Leapfrogging: primordial germ cell transplantation permits recovery of CRISPR/Cas9-induced mutations in essential genes

Abstract

CRISPR/Cas9 genome editing is revolutionizing genetic loss-of-function analysis but technical limitations remain that slow progress when creating mutant lines. First, in conventional genetic breeding schemes, mosaic founder animals carrying mutant alleles are outcrossed to produce F1 heterozygotes. Phenotypic analysis occurs in the F2 generation following F1 intercrosses. Thus, mutant analyses will require multi-generational studies. Second, when targeting essential genes, efficient mutagenesis of founders is often lethal, preventing the acquisition of mature animals. Reducing mutagenesis levels may improve founder survival, but results in lower, more variable rates of germline transmission. Therefore, an efficient approach to study lethal mutations would be useful. To overcome these shortfalls, we introduce 'leapfrogging', a method combining efficient CRISPR mutagenesis with transplantation of mutated primordial germ cells into a wild-type host. Tested using Xenopus tropicalis, we show that founders containing transplants transmit mutant alleles with high efficiency. F1 offspring from intercrosses between F0 animals that carry embryonic lethal alleles recapitulate loss-of-function phenotypes, circumventing an entire generation of breeding. We anticipate that leapfrogging will be transferable to other species.

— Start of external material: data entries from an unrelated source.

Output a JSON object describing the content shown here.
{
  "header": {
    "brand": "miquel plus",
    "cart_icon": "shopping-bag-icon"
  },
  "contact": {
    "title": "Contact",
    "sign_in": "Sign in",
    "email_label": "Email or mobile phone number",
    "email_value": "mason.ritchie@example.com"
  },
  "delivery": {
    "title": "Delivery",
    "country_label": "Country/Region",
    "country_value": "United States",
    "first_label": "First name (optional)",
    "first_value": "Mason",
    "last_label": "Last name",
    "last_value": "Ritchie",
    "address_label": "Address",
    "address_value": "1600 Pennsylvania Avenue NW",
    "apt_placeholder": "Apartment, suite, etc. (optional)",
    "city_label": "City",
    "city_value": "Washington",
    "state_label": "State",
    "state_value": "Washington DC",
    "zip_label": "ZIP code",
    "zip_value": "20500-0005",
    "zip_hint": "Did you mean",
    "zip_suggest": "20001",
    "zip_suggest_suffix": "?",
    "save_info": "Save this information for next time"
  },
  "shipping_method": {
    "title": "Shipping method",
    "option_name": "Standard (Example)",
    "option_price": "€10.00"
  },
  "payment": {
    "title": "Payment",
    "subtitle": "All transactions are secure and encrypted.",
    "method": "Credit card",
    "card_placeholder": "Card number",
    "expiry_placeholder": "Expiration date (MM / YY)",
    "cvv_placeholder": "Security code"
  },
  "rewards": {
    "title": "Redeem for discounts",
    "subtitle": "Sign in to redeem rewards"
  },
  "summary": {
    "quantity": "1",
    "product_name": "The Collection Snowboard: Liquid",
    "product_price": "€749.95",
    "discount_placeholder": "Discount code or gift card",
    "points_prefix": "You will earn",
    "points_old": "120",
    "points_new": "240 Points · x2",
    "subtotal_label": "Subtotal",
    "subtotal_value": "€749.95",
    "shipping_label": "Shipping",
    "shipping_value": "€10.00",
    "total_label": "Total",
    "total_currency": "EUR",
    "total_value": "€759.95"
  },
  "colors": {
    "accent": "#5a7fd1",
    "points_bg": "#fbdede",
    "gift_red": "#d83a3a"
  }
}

Keywords: CRISPR/Cas9; Genome editing; Knockouts; Primordial germ cells; TALENs; Xenopus.

Fig. 1.

Transplantation of PGCs. (A) Scheme for transplanting PGCs from CRISPR/Cas9-mutagenized blastula stage embryos (bottom) into a wild-type soma (top) that has had its PGCs removed. (B) Wild-type blastula showing vegetal localization of PGCs as detected by dazl in situ hybridization. (C) PGC explants show many foci of dazl expression. (D) Carcasses from blastula embryos show vastly reduced dazl expression foci, suggesting effective removal of PGCs.

Fig. 2.

Test crosses between animals carrying tyr-mutated leapfrog transplants and albinos demonstrate germline transmission of mutant alleles. (A) Leapfrog transplant-bearing male (pigmented) is shown amplexed with an albino tyr^−/− female. (B) Leapfrog transplant-bearing female (pigmented) is shown amplexed with an albino tyr^−/− male. (C) Examples of F1 progeny from the cross in A grown to tadpole stage. These tadpoles are albino because they inherited tyr mutant alleles from both F0 parents. Therefore the leapfrog-generated frog carries gametes derived from CRISPR-mutated PGCs. The inset in C shows an unrelated pigmented tadpole at roughly the same stage for comparison.

Fig. 3.

Whole-animal targeting of gsc causes a dramatic reduction in survival in F0 embryos. (A) The gsc gene structure is shown. The open reading frame (ORF) is shown in blue and the homeobox, in red, is split between exons 2 and 3, with the DNA recognition helix (VWFKNRR) coding sequence found downstream of the exon 3 splice acceptor. The CRISPR/Cas9 target site location is indicated. (B) Representative wild-type (uninjected) tadpole and (C) a gsc CRISPR-injected cyclopic tadpole at 9 dpf illustrate the extent of defects in head/craniofacial development. Insets show whole tadpoles. Tadpoles are shown at the same magnification, as are insets. (D) A survival curve shows that the population of gsc targeted F0 embryos is severely reduced by 14 dpf. Plots for uninjected siblings (Un) and tyr CRISPR-injected embryos are shown as controls. Equivalent amounts of gsc and tyr sgRNAs were used.

Fig. 4.

F1 embryos derived from intercrosses of F0 gsc leapfrogged adults show variable loss of anterior head structures. (A-C) Whole-mount in situ hybridization of F0 embryos using a cocktail of riboprobes for otx2, egr2 and hoxb9 marking increasingly posterior domains of the embryo. Loss of the anterior portion of the otx2 expression domain is seen (note region marked with asterisk in B that is not readily distinguishable in the embryo in C), while the more posterior expression domains remain unaffected. (D-F) From a second mating, 370 embryos were grown to mid-tailbud stage 40 to assess the severity of loss of anterior head structures. In approximately one-third of the embryos (E), eyes fuse in the anterior midline whereas in another third (F) a more severe anterior truncation is seen and eye structures fail to form.